Invented by Stanislaw Ulam in 1949 when he was playing Solitaire while ill and wondered what is the probability of being able to play out all the cards? He didn't solve it combinatorically, but simply by the share of successful games
The method was named after the Monte Carlo casino in Monaco for the sake of secrecy since it was used in the Manhattan Project for the development of nuclear weapons in the USA

Example of Using the Monte Carlo Method

$$\pi = 4 E[x^2 + y^2 < 1] \approx \\ \frac{1}{n} \sum\limits_{i=1}^n [x_i^2 + y_i^2 < 1], \\ x_i, y_i \sim U(0, 1)$$

Markov Chains

Markov chains are used for modeling many probability distributions
That is, it's possible to construct a process where the sequence $x$ will appear to have been generated from a probability distribution

Andrey Andreyevich Markov (senior), 1906

The sequence $x_1, x_2, \dots, x_{n-1}, x_n$ is a Markov chain, if

$$p(x_1, x_2, \dots, x_{n-1}, x_n) = p(x_n|x_{n-1}) \dots p(x_2|x_1)p(x_1)$$

MCMC in Calculating Mathematical Expectations

In this case, we can use the Monte Carlo method to calculate mathematical expectations for this probability distribution

$$E_{p(x)} f(x) \approx \frac{1}{n} \sum\limits_{i=1}^n f(x_i),$$

where $x_i \sim p(x)$

Question 2: How to model distributions using Markov chains?

Gibbs Sampling (1984)

An instance of the Metropolis-Hastings algorithm, named after the distinguished scientist Josiah Gibbs.

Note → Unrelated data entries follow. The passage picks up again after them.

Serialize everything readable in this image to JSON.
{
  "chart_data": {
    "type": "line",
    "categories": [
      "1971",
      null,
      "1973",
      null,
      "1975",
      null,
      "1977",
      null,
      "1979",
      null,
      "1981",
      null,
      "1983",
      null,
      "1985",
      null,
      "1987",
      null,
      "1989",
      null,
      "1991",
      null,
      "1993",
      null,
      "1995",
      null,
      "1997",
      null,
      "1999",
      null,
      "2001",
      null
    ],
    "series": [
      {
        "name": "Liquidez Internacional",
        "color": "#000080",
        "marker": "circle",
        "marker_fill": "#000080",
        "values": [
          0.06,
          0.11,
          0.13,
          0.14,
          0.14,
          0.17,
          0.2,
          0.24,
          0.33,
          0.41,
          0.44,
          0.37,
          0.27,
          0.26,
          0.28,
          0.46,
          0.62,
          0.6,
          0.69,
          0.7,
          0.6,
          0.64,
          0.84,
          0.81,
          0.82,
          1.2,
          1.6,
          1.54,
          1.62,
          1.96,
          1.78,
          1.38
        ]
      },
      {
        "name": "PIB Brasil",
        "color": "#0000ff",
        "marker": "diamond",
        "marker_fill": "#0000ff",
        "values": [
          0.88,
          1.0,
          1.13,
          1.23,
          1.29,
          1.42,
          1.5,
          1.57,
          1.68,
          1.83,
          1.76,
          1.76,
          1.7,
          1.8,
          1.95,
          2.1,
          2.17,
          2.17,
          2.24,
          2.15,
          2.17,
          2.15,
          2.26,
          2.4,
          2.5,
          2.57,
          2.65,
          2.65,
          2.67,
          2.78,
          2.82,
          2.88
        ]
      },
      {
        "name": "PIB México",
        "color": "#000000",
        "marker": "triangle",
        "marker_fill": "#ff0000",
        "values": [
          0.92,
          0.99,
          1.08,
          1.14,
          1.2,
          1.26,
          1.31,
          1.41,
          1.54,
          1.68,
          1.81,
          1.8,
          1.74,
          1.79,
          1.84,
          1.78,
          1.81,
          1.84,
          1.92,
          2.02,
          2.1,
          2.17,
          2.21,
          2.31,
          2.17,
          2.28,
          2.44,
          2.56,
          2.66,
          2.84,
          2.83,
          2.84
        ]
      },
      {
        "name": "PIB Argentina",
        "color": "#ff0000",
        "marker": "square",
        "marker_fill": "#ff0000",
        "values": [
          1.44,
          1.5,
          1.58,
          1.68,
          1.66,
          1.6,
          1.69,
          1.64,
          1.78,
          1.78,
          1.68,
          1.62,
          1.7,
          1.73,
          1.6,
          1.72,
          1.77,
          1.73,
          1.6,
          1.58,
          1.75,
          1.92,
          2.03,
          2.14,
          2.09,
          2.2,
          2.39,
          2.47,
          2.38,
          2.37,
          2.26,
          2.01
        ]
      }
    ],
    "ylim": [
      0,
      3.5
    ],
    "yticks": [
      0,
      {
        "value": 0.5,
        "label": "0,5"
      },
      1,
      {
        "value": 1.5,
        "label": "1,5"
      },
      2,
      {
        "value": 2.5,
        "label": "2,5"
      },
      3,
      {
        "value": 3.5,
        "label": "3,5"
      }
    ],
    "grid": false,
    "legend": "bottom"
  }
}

Suppose we derived the posterior distribution only up to a normalization constant:

$$p(x_1, x_2, x_3) = \frac{\hat p(x_1, x_2, x_3)}{C}$$

Josiah Willard Gibbs

We start with $(x_1^0, x_2^0, x_3^0)$, and within a loop, we perform the following procedure:

$x_1^1 \sim \hat p(x_1 | x_2 = x_2^0, x_3 = x_3^0)$
$x_2^1 \sim \hat p(x_2 | x_1 = x_1^1, x_3 = x_3^0)$
$x_3^1 \sim \hat p(x_3 | x_1 = x_1^1, x_2 = x_2^1)$
$x_1^2 \sim \hat p(x_1 | x_2 = x_2^1, x_3 = x_3^1)$ etc.

After a few iterations "the chain has warmed up", we can estimate expectations based on these samples.

Sampling from a One-Dimensional Distribution

Rejection Sampling

$i = 0$, repeat many times:

sample $y \sim q(y)$
sample $\xi \sim U[0;Cq(y)]$
if $\xi < \hat p(y)$:
- $x_i = y$
- $i = i+1$

The difficulty lies in choosing the parameter $C$, it's often too large.

Summary

The frequentist approach is a limiting case of the Bayesian approach.
The Bayesian approach has many nice properties:
- Regularization
- Composability
- Processing data "on the fly"
- Ability to calculate various statistics
- Ability to estimate confidence
However, it is often computationally expensive.
It is possible to use some advantages of the Bayesian approach without calculating the normalizing constant.